He never would be, now. He had got his first taste of print, and he liked it. He promptly wrote two anecdotes which he thought humorous and sent them to the Philadelphia Saturday Evening Post. They were accepted--without payment, of course, in those days; and when the papers containing them appeared he felt suddenly lifted to a lofty plane of literature. This was in 1851.

"Seeing them in print was a joy which rather exceeded anything in that line I have ever experienced since," he said, nearly sixty years later.

Yet he did not feel inspired to write anything further for the Post. Twice during the next two years he contributed to the Journal; once something about Jim Wolfe, though it was not the story of the cats, and another burlesque on a rival editor whom he pictured as hunting snipe with a cannon, the explosion of which was said to have blown the snipe out of the country. No contributions of this time have been preserved. High prices have been offered for copies of the Hannibal journal containing them, but without success. The Post sketches were unsigned and have not been identified. It is likely they were trivial enough. His earliest work showed no special individuality or merit, being mainly crude and imitative, as the work of a boy--even a precocious boy--is likely to be. He was not especially precocious--not in literature. His literary career would halt and hesitate and trifle along for many years yet, gathering impetus and equipment for the fuller, statelier swing which would bring a greater joy to the world at large, even if not to himself, than that first, far-off triumph.--[In Mark Twain's sketch "My First Literary Venture" he has set down with characteristic embroideries some account of this early authorship.]

Those were hard financial days. Orion could pay nothing on his mortgage --barely the interest. He had promised Sam three dollars and a half a week, but he could do no more than supply him with board and clothes-- "poor, shabby clothes," he says in his record.

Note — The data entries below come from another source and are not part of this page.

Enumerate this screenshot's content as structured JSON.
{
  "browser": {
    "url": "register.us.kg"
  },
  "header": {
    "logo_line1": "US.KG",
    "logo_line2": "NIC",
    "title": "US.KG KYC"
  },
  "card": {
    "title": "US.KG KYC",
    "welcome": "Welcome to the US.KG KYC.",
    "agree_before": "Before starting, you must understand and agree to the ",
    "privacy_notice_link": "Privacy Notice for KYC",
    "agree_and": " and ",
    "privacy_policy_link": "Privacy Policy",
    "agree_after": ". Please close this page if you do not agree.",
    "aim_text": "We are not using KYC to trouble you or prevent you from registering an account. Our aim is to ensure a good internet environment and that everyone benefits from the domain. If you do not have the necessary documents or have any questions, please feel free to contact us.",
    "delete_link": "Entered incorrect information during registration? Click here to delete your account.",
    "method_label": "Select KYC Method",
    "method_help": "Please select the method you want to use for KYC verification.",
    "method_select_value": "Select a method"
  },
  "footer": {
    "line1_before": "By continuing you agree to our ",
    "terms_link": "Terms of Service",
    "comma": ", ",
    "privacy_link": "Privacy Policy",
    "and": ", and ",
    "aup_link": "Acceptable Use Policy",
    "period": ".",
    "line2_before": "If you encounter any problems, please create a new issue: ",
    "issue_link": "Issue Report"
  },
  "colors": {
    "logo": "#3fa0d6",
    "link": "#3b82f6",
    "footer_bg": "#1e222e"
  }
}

"My mother and sister did the housekeeping. My mother was cook. She used the provisions I supplied her. We therefore had a regular diet of bacon, butter, bread, and coffee."

Mrs. Clemens again took a few boarders; Pamela, who had given up teaching for a time, organized another music class. Orion became despondent. One night a cow got into the office, upset a typecase, and ate up two composition rollers. Orion felt that fate was dealing with a heavy hand. Another disaster quickly followed. Fire broke out in the office, and the loss was considerable. An insurance company paid one hundred and fifty dollars. With it Orion replaced such articles as were absolutely needed for work, and removed his plant into the front room of the Clemens dwelling. He raised the one-story part of the building to give them an added room up-stairs; and there for another two years, by hard work and pinching economies, the dying paper managed to drag along. It was the fire that furnished Sam Clemens with his Jim Wolfe sketch. In it he stated that Jim in his excitement had carried the office broom half a mile and had then come back after the wash-pan.

In the meantime Pamela Clemens married. Her husband was a well-to-do merchant, William A. Moffett, formerly of Hannibal, but then of St. Louis, where he had provided her with the comforts of a substantial home.

Orion tried the experiment of a serial story. He wrote to a number of well-known authors in the East, but was unable to find one who would supply a serial for the price he was willing to pay. Finally he obtained a translation of a French novel for the sum offered, which was five dollars. It did not save the sinking ship, however. He made the experiment of a tri-weekly, without success. He noticed that even his mother no longer read his editorials, but turned to the general news. This was a final blow.

"I sat down in the dark," he says, "the moon glinting in at the open door. I sat with one leg over the chair and let my mind float."

He had received an offer of five hundred dollars for his office--the amount of the mortgage--and in his moonlight reverie he decided to dispose of it on those terms.